Zelophehad's daughters

This passage is a big deal, as it relates to the rights of women in a patriarchal society. In doing some research, I thought this gentleman succinctly and clearly outlined the ramifications of the new law. So here it is...


Zelophehad's Daughters

by Wayne Blank

Zelophehad was a man of the tribe of Manasseh who died during the Wilderness Journey. He had five daughters, but no sons. In order to perpetuate their father's name, by means of the allotted share of the promised land that would have gone to him, and then to his sons, if he had any, the daughters asked that the land be given to them instead. Moses brought their request before The Lord and it was granted, thereby establishing a new inheritance law in Israel for men who died without sons.
The new law was immediately a serious potential conflict with another established law that women were legally entitled to their husband's inheritance, not their father's. When Zelophehad's daughters later married, as a family their father's allotment would also become a part of their husband's territory - a serious problem if they married Israelite men from outside of their own tribe i.e. tribal territories were to remain unmixed.

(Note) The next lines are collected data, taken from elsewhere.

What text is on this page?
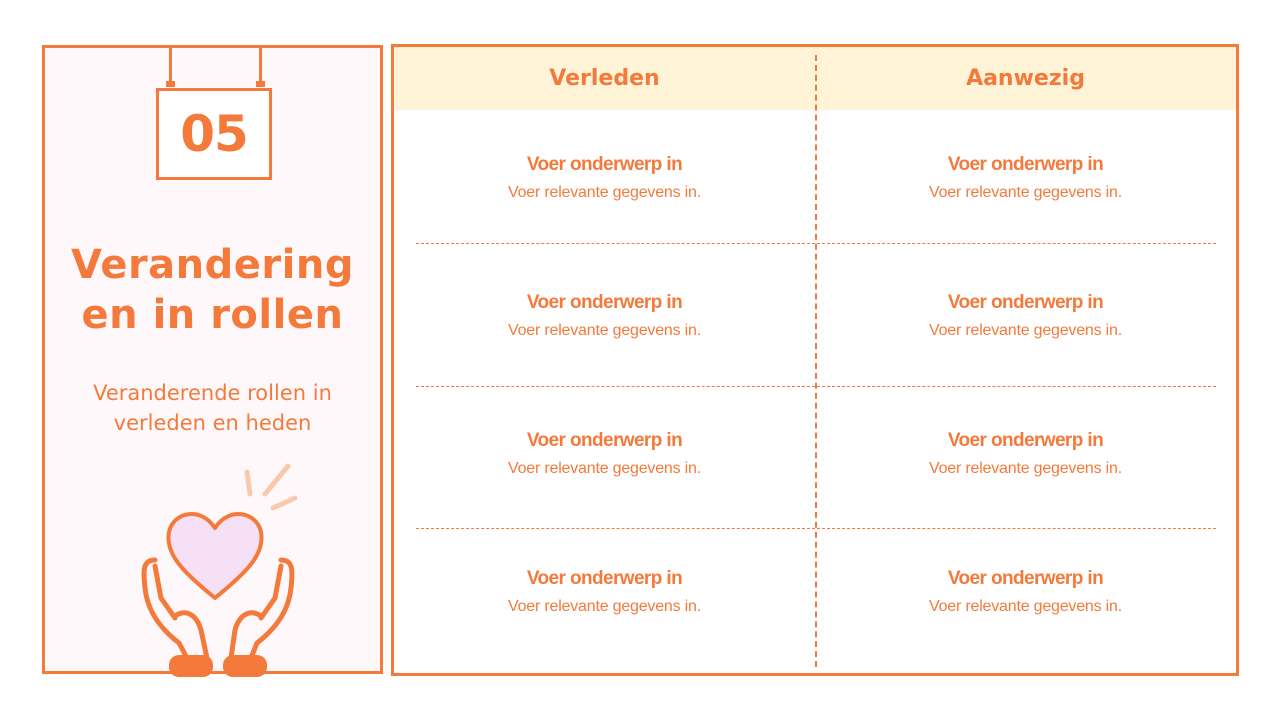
05
Verandering
en in rollen
Veranderende rollen in
verleden en heden
Verleden	Aanwezig
Voer onderwerp in
Voer relevante gegevens in.
Voer onderwerp in
Voer relevante gegevens in.
Voer onderwerp in
Voer relevante gegevens in.
Voer onderwerp in
Voer relevante gegevens in.
Voer onderwerp in
Voer relevante gegevens in.
Voer onderwerp in
Voer relevante gegevens in.
Voer onderwerp in
Voer relevante gegevens in.
Voer onderwerp in
Voer relevante gegevens in.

A stipulation was then added that daughters who inherited their father's land could marry anyone that they wanted, provided that it was someone within their own tribe. To do otherwise would mean forfeiture of their ancestral land, not as some sort of penalty to the daughter, but to prevent their husband from claiming property in a tribal area of which he was not a member.

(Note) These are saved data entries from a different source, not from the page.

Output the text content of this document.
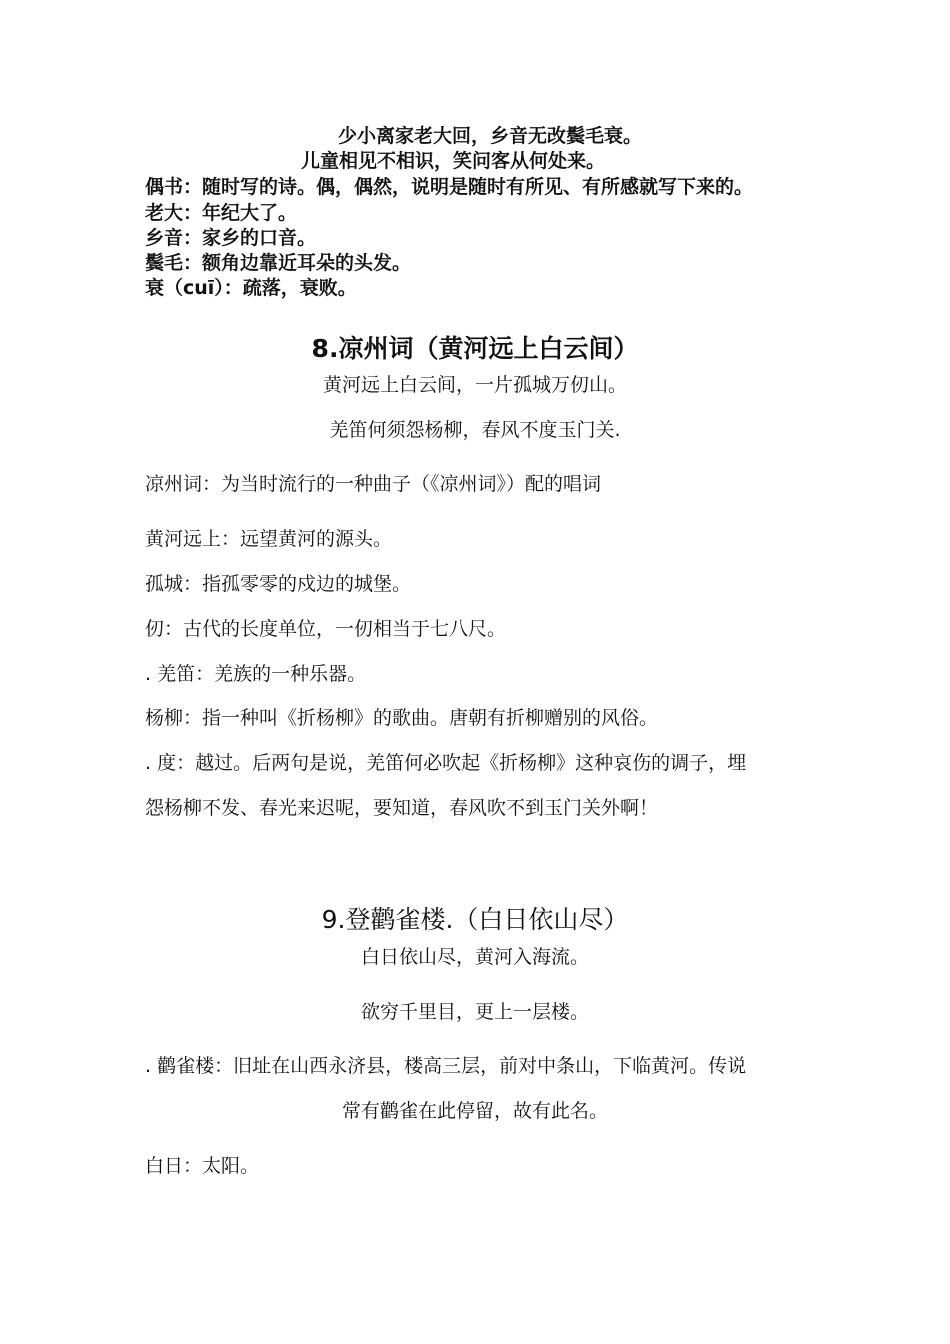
少小离家老大回，乡音无改鬓毛衰。
儿童相见不相识，笑问客从何处来。
偶书：随时写的诗。偶，偶然，说明是随时有所见、有所感就写下来的。
老大：年纪大了。
乡音：家乡的口音。
鬓毛：额角边靠近耳朵的头发。
衰（cuī）：疏落，衰败。
8.凉州词（黄河远上白云间）
黄河远上白云间，一片孤城万仞山。
羌笛何须怨杨柳，春风不度玉门关.
凉州词：为当时流行的一种曲子（《凉州词》）配的唱词
黄河远上：远望黄河的源头。
孤城：指孤零零的戍边的城堡。
仞：古代的长度单位，一仞相当于七八尺。
. 羌笛：羌族的一种乐器。
杨柳：指一种叫《折杨柳》的歌曲。唐朝有折柳赠别的风俗。
. 度：越过。后两句是说，羌笛何必吹起《折杨柳》这种哀伤的调子，埋
怨杨柳不发、春光来迟呢，要知道，春风吹不到玉门关外啊！
9.登鹳雀楼.（白日依山尽）
白日依山尽，黄河入海流。
欲穷千里目，更上一层楼。
. 鹳雀楼：旧址在山西永济县，楼高三层，前对中条山，下临黄河。传说
常有鹳雀在此停留，故有此名。
白日：太阳。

Israelite women could marry anyone from any Israelite tribe and live in any tribal territory, whereas, although Israelite men could also marry anyone from any Israelite tribe, the men could only possess land in a tribal territory of which they were a member i.e. women were free to live anywhere in Israel while the men were more restricted to their own tribal territory. On the other hand, if women inherited their father's territory, according to the new law, they were then subject to the same territorial restriction that men already had to adhere to. Although some people have interpreted it as some sort of "feminist" issue that was somehow unfair to women, the fact is that women were already more free than men as to where they could live. But when women inherited land the same as men did, they became subject to the same restrictions as men did i.e. to only possess land within their own tribal territory.